Art. 6º Para o ressarcimento a ser realizado pela União, os entes deverão apresentar:
I – ofício solicitando o ressarcimento de forma individualizada, em observância aos requisitos desta Portaria, com indicação do percentual pretendido de acordo com o enquadramento, observada a época do custeio, do tipo de medicamento previsto, na forma do art. 3º;
II – prescrição ou relatório médico;
III – informações do processo judicial, principalmente petição inicial e decisão judicial, independente do seu trânsito em julgado;
IV – comprovante de gastos, demonstrado, dentre outros, por meio de:
a) nota fiscal;
b) comprovante de compra ou de depósito;
c) nota de empenho; ou
d) Sistema de Busca de Ativos do Poder Judiciário – SISBAJUD; e
V – comprovante de entrega do medicamento.
§ 1º No que se refere ao inciso IV, se o ente não possuir comprovante de gastos, deverá o gestor apresentar declaração sobre o valor, conforme anexo I, sendo que o cálculo para o ressarcimento será feito com base no Preço Máximo de Venda ao Governo – PMVG, vigente na data do pagamento pela União, desonerado de ICMS.

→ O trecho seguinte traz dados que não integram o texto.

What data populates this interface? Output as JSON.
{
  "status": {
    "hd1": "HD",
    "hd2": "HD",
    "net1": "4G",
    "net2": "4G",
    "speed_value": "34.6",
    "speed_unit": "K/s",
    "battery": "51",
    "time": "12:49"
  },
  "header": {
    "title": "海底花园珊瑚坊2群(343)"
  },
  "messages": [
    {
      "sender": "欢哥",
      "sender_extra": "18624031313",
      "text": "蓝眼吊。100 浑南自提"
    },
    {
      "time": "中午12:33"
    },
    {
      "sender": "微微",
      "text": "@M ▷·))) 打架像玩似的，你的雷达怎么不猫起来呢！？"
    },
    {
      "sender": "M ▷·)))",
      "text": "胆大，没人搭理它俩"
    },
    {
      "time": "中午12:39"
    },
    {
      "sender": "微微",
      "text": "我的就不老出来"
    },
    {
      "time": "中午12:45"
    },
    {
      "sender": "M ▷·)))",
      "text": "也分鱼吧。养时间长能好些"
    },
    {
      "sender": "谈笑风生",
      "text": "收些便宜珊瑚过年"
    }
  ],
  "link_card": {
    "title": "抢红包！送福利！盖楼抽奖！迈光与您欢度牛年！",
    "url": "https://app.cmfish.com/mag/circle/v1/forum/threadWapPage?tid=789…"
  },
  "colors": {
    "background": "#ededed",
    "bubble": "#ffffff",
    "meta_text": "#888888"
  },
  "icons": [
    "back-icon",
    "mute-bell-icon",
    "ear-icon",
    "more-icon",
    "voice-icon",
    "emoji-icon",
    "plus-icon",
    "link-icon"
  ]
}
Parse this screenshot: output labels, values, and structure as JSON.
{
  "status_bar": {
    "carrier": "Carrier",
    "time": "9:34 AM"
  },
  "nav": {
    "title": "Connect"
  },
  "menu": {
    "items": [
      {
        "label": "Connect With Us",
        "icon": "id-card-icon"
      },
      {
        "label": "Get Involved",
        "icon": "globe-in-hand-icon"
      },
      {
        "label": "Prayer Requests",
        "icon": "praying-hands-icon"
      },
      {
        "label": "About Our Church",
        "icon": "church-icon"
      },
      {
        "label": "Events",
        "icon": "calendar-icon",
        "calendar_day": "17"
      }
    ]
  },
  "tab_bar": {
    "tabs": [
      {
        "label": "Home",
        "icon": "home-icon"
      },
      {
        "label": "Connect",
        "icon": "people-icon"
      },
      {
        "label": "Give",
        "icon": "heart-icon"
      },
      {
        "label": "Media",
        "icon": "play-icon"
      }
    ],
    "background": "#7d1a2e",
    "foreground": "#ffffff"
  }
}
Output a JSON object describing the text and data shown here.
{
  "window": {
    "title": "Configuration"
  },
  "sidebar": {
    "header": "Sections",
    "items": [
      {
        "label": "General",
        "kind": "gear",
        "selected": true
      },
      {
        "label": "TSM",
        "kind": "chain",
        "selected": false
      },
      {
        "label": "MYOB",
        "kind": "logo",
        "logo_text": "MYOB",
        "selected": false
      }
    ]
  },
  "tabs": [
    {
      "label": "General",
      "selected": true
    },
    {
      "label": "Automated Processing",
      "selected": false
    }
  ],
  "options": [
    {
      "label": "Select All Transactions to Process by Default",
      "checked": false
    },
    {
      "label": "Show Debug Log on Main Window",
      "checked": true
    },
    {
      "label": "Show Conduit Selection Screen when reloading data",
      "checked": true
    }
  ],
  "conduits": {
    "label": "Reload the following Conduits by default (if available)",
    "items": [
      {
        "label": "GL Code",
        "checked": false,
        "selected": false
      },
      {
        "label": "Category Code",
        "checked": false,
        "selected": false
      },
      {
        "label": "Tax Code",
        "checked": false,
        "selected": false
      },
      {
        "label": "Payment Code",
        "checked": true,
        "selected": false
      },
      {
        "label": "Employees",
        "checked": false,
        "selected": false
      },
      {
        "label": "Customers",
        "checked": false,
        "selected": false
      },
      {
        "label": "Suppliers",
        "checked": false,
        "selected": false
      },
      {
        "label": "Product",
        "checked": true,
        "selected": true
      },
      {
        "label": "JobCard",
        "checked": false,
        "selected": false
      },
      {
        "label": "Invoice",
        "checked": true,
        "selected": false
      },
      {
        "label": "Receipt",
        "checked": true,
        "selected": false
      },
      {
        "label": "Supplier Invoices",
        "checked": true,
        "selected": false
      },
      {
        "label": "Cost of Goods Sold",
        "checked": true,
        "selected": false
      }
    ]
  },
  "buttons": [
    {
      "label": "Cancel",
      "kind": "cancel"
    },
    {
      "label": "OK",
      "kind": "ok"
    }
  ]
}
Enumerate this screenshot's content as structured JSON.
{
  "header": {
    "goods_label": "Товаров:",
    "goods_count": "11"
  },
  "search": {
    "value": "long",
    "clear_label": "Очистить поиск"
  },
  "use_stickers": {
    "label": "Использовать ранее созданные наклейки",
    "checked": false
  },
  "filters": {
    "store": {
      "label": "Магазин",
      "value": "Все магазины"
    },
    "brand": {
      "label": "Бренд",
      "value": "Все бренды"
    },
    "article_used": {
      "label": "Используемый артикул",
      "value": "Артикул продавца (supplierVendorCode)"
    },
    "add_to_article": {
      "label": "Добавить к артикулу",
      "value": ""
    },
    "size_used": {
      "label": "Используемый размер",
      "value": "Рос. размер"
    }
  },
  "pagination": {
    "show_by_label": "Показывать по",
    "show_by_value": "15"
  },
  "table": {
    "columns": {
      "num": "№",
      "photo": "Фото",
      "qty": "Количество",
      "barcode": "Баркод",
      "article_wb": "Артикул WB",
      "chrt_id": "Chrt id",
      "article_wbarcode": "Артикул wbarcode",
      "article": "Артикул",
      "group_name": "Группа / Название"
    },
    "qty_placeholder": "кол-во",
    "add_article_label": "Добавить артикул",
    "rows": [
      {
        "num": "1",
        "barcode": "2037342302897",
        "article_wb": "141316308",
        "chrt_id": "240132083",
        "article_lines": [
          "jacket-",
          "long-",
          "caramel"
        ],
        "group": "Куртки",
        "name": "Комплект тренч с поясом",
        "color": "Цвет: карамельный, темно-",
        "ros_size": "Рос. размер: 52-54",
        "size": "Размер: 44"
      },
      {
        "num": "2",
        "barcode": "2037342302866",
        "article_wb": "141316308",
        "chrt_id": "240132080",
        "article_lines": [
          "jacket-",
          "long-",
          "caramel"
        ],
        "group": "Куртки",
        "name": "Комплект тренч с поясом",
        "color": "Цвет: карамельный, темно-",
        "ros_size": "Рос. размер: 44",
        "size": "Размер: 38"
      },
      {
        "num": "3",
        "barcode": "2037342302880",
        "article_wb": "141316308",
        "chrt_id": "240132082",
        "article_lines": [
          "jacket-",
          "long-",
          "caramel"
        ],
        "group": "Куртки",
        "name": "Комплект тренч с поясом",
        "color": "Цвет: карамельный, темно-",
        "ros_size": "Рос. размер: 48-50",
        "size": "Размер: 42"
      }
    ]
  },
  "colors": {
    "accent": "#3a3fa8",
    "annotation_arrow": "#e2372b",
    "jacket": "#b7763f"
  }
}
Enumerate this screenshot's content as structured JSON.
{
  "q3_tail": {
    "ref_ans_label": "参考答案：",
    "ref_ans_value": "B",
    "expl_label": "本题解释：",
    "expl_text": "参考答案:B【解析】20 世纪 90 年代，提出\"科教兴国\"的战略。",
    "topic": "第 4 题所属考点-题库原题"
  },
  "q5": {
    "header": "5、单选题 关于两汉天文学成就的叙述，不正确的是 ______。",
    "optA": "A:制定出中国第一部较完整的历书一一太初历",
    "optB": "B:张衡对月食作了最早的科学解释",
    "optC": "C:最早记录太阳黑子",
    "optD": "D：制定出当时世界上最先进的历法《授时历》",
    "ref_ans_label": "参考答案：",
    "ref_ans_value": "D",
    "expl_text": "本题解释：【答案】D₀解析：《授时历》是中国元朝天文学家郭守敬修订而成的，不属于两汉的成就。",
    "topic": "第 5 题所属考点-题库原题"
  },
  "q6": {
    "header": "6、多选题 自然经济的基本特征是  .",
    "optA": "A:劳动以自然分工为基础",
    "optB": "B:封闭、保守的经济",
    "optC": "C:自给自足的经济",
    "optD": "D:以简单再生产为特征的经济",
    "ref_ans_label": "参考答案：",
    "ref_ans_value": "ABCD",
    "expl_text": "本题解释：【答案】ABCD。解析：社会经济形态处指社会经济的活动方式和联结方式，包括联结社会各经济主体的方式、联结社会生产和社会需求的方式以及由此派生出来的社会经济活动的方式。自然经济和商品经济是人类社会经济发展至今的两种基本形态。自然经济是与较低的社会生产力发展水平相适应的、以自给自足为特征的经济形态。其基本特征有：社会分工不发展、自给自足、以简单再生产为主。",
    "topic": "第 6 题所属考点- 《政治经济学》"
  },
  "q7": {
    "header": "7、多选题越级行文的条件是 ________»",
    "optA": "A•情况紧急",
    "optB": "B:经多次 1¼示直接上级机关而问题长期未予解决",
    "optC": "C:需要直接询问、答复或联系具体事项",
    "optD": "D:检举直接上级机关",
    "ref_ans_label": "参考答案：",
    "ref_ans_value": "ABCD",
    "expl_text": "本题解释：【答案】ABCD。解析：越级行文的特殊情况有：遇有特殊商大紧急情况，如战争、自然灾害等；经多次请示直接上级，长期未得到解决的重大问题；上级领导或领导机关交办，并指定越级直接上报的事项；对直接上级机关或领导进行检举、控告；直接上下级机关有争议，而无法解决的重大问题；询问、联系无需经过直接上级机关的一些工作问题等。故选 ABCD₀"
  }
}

§ 2º No que se refere ao inciso V, se o ente não possuir comprovante de entrega do medicamento, poderá o gestor apresentar declaração de que houve efetiva entrega, conforme documento anexo II.
§ 3º Para os casos de SISBAJUD, a apresentação do comprovante de entrega é dispensada, mediante declaração do gestor de que o valor bloqueado foi despendido integralmente, conforme anexo III, bem como os documentos constantes nos incisos II e III do art. 6º da presente Portaria.
Art. 7º A análise dos pedidos de ressarcimento, no âmbito do Ministério da Saúde, observará:
I – envio de ofício individualizado, pelo Sistema Eletrônico de Informação – SEI, acompanhado dos documentos listados no artigo 6º, devidamente digitalizados, ao protocolo do Ministério da Saúde, com expresso endereçamento à secretaria competente por cada tipo de medicamento indicado no art. 3º;
II – análise e aprovação pela secretaria respectiva;
III – manifestação da Consultoria Jurídica; e
IV – após cumprimento dos requisitos, o ressarcimento será objeto de publicação de ato especifico para pagamento.
§ 1º Em sendo insuficiente a instrução do pedido, poderá ser solicitada documentação complementar.
§ 2º Em caso de ofício encaminhado de forma não individualizada, bem como, na ausência de resposta no prazo de noventa dias da solicitação de documentação complementar pelo Ministério da Saúde, o processo será arquivado.
§ 3º O prazo de que trata o § 2º poderá ser prorrogável, por igual período, mediante justificativa.
Art. 8º Os pedidos de ressarcimento serão analisados observando-se a ordem cronológica dos protocolos, respeitados os cumprimentos dos requisitos previstos no art 6º.
Art. 9º O ressarcimento da União aos entes federativos observará o valor do tratamento anual definido no Acórdão do STF para fins de fixação de competência e obedecerá aos seguintes percentuais:
I – 100% (cem por cento):
a) medicamento não incorporado, com registro na ANVISA, com valor do tratamento anual igual ou maior que 210 (duzentos e dez) salários-mínimos, vigentes à época do desembolso;
b) medicamento incorporado: Grupo 1A e 1B do CEAF e CESAF; e
c) medicamento incorporado – CBAF, nos casos previstos no inciso III do art. 3º.
II – 65% (sessenta e cinco por cento), para os casos de medicamento não incorporado, com registro na ANVISA, com valor do tratamento anual maior que 7 (sete) salários-mínimos e menor que 210 (duzentos e dez) salários mínimos, vigentes à época do desembolso.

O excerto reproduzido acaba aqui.